Amine Et-Taïbi

Personal information
- Date of birth: 5 February 2003 (age 23)
- Place of birth: Belgium
- Height: 1.86 m (6 ft 1 in)
- Position: Centre-back

Team information
- Current team: Willem II
- Number: 15

Youth career
- 2014–2016: Mechelen
- 2016–2022: Genk

Senior career*
- Years: Team / Apps / (Gls)
- 2022–2023: Jong Genk / 12 / (0)
- 2023–2025: Club NXT / 45 / (3)
- 2024–2025: Club Brugge / 0 / (0)
- 2025–2026: Mechelen / 0 / (0)
- 2025–2026: → Helmond Sport (loan) / 19 / (1)
- 2026–: Willem II / 8 / (0)

International career^{‡}
- 2018: Belgium U15 / 6 / (0)
- 2018: Belgium U16 / 2 / (0)
- 2019–2020: Belgium U17 / 8 / (0)
- 2021: Belgium U19 / 4 / (0)
- 2023: Morocco U20 / 3 / (0)
- 2023–: Morocco U23 / 2 / (0)

= Amine Et-Taïbi =

Moroccan footballer (born 2003)

Amine Et-Taïbi (أمين الطيبي; born 5 February 2003) is a professional footballer who plays as a centre-back for club Willem II. Born in Belgium, he is a youth international for Morocco.

==Club career==
Et-Taïbi is a youth product of Mechelen and Genk, and signed his first professional contract with Genk on 6 December 2018. On 28 July 2021, he signed a second contract with Genk until 2024. He debuted with their reserves, Jong Genk, in August 2022.

On 19 July 2023, Et-Taïbi transferred to Club NXT on a two-year contract.
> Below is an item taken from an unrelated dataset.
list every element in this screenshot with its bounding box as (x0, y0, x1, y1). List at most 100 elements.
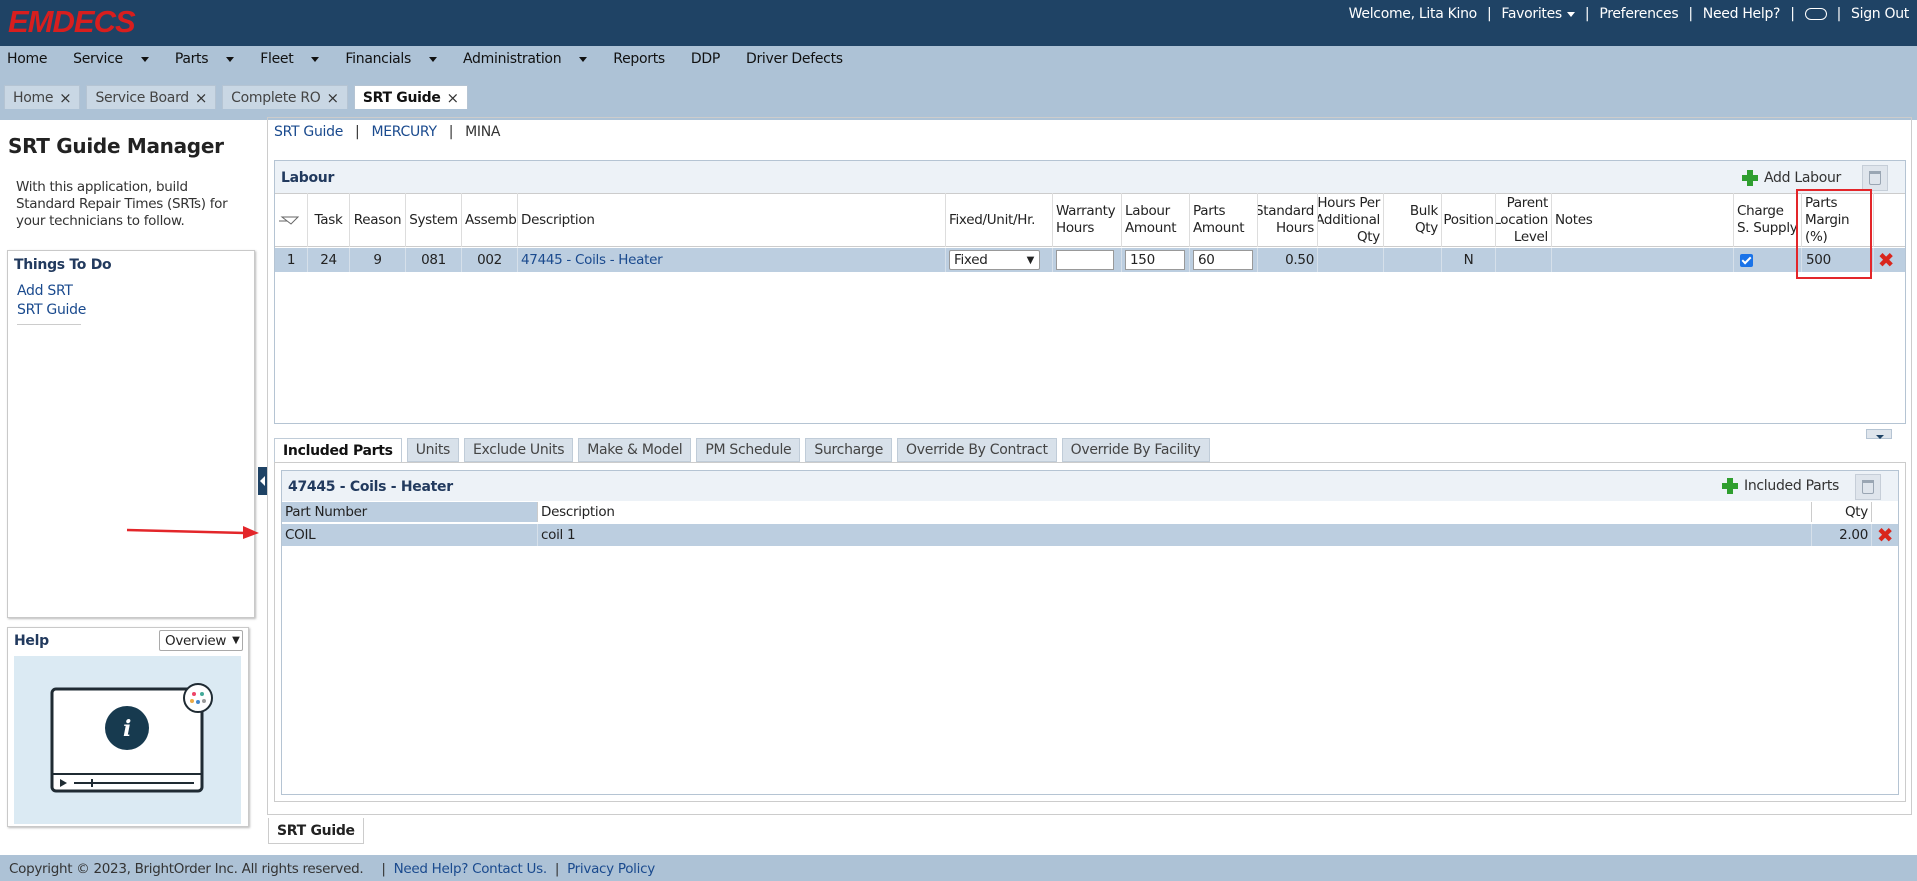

He made his senior debut with Club Brugge at the 2024 Belgian Super Cup on 20 July 2024, a 2–1 loss to Union Saint-Gilloise.

On 5 August 2025, Et-Taïbi signed a two-year contract with Mechelen and was immediately loaned to Helmond Sport in the Netherlands for the 2025–26 season.

On 21 January 2026, Et-Taïbi moved to Willem II on a two-and-a-half-year deal.

==International career==
Et-Taïbi was born in Belgium, and is of Moroccan descent. From 2018 to 2021, he represented Belgium from U15 to U19 levels. In June 2023, he was called up to the Morocco U20s for the 2023 Maurice Revello Tournament. In March 2023, he was called up to the Morocco U23s for a set of 2024 Summer Olympics qualification matches.